Orders placed with U.S. factories rose more than forecast in March on increasing demand for machinery and computers that points to further gains in business spending.
Bookings for manufacturers’ goods climbed 3 percent, a fifth consecutive increase, after a 0.7 percent February advance, the Commerce Department said today in Washington. The report also revised up estimates for capital equipment bookings issued last week.
Exports to emerging economies like China, investing in new equipment and the need to increase stockpiles are driving the factory rebound at the forefront of the recovery. Federal Reserve policy makers last week said the expansion was “proceeding at a moderate pace,” boosted by stronger business spending.
“Manufacturing did pretty well in March,” said Michael Feroli, chief U.S. economist at JPMorgan Chase & Co. in New York. “Momentum picked up a little bit toward the end of the quarter, driven by exports, solid capital spending and inventories.”
Stocks pared earlier losses after the report. The Standard & Poor’s 500 Index fell 0.1 percent to 1,359.95 at 10:09 a.m. in New York. Treasury securities were little changed.
The median forecast of 66 economists surveyed by Bloomberg News projected a 2 percent increase in orders after a previously reported 0.1 percent decline in February. Estimates ranged from gains of 0.8 percent to 3.5 percent.
Demand from fast-growing countries like China and Brazil is spurring U.S. exports of machinery and consumer goods. Sales overseas reached the highest level on record in January before falling in February for the first time in six months.
A report yesterday showed factories continued to expand last month. Manufacturing grew faster than forecast, driven by gains in exports and inventories. The Institute for Supply Management’s factory index fell to 60.4 last month from 61.2 in March, the Tempe, Arizona-based group said. Readings greater than 50 signal expansion and the measure has exceeded 60 for four consecutive months, the best performance since 2004.
Orders for durable goods, which make up almost half of total factory demand, increased a revised 2.9 percent in March, up from a 2.5 percent gain reported last week, today’s figures showed.
Demand for capital goods excluding aircraft and military equipment, a measure of future business investment, climbed 4.1 percent, exceeding the 3.7 percent gain estimated last week in the Commerce Department’s report on durable goods. The February increase was also revised up to 0.9 percent from 0.5 percent.
Shipments of such equipment, which are used in calculating gross domestic product, increased 2.3 percent after a 0.5 percent gain in February, also up from last week’s estimates.
Business investment in equipment and software climbed at a 12 percent annual rate in the first quarter after a 7.7 percent gain in the last three months of 2010, the Commerce Department reported last week in the GDP report.
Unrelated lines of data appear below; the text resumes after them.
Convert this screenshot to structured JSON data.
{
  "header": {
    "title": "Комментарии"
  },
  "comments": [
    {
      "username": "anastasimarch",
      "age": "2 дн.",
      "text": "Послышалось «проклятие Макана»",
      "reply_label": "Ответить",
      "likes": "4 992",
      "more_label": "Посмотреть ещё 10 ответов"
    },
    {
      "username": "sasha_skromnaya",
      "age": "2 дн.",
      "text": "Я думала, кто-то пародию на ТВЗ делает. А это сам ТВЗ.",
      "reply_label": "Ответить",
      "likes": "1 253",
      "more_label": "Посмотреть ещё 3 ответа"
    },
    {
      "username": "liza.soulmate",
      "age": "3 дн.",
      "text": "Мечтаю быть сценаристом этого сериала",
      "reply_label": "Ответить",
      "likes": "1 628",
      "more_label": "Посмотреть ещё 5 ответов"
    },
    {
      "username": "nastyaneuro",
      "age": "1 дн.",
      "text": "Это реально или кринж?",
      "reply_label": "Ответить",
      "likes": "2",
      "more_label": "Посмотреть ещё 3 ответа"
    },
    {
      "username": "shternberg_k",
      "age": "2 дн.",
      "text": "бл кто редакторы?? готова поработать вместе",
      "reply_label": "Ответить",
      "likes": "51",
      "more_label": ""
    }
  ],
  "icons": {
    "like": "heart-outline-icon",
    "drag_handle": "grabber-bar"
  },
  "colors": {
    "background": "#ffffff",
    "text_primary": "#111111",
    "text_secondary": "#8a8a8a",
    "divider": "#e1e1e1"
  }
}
Excluding transportation equipment, where demand tends to be volatile, orders rose 2.6 percent in March, today’s report showed. Orders for machinery rose 4.4 percent, and increased 12 percent for computers.
Bookings for non-durable goods, including petroleum and chemicals, climbed 3.1 percent in March, which may reflect higher food costs and fuel costs, today’s report showed.
Caterpillar Inc. (CAT), the world’s largest maker of construction equipment, posted first-quarter profit that topped analysts’ estimates and raised its full-year earnings forecast as sales surged in developing countries.
“We expect that the pace of world economic growth will support continued recovery in the key industries we serve,” Doug Oberhelman, chief executive officer at Caterpillar, said in a statement last week.
Columbus, Indiana-based Cummins Inc. (CMI), a maker of diesel engines, more than doubled its first-quarter income from a year earlier and boosted its forecasts for sales and profit this year.
“Our first-quarter results reflect continued strong growth in key international markets, especially China, India and Brazil,” Chief Executive Officer Tim Solso said in a conference call last week. “We are seeing significant growth in demand for our products and services in nearly every geographic market we serve.”
Japan’s March 11 earthquake and subsequent nuclear crisis have affected some producers more than others.
Hyundai Motor Co. (005380), South Korea’s largest carmaker, posted a 32 percent gain in U.S. sales in March while Japan’s Toyota Motor Corp. reported a monthly decline. Japan’s Nissan Motor Co. and Honda Motor Co. both posted sales gains even as they braced for the full effect of the earthquake, which is still disrupting auto and parts production.
U.S. auto sales fell in March to a 13.06 million annual pace from 13.38 million in February, which was the most in 18 months, according to industry data.
The business spending that helped lead the economy out of recession is being helped this year in part by President Barack Obama’s compromise at the end of last year with congressional Republicans on taxes. Companies can depreciate 100 percent of investments in capital equipment in 2011.
“Household spending and business investment in equipment and software continue to expand,” Fed policy makers said last week after their policy meeting.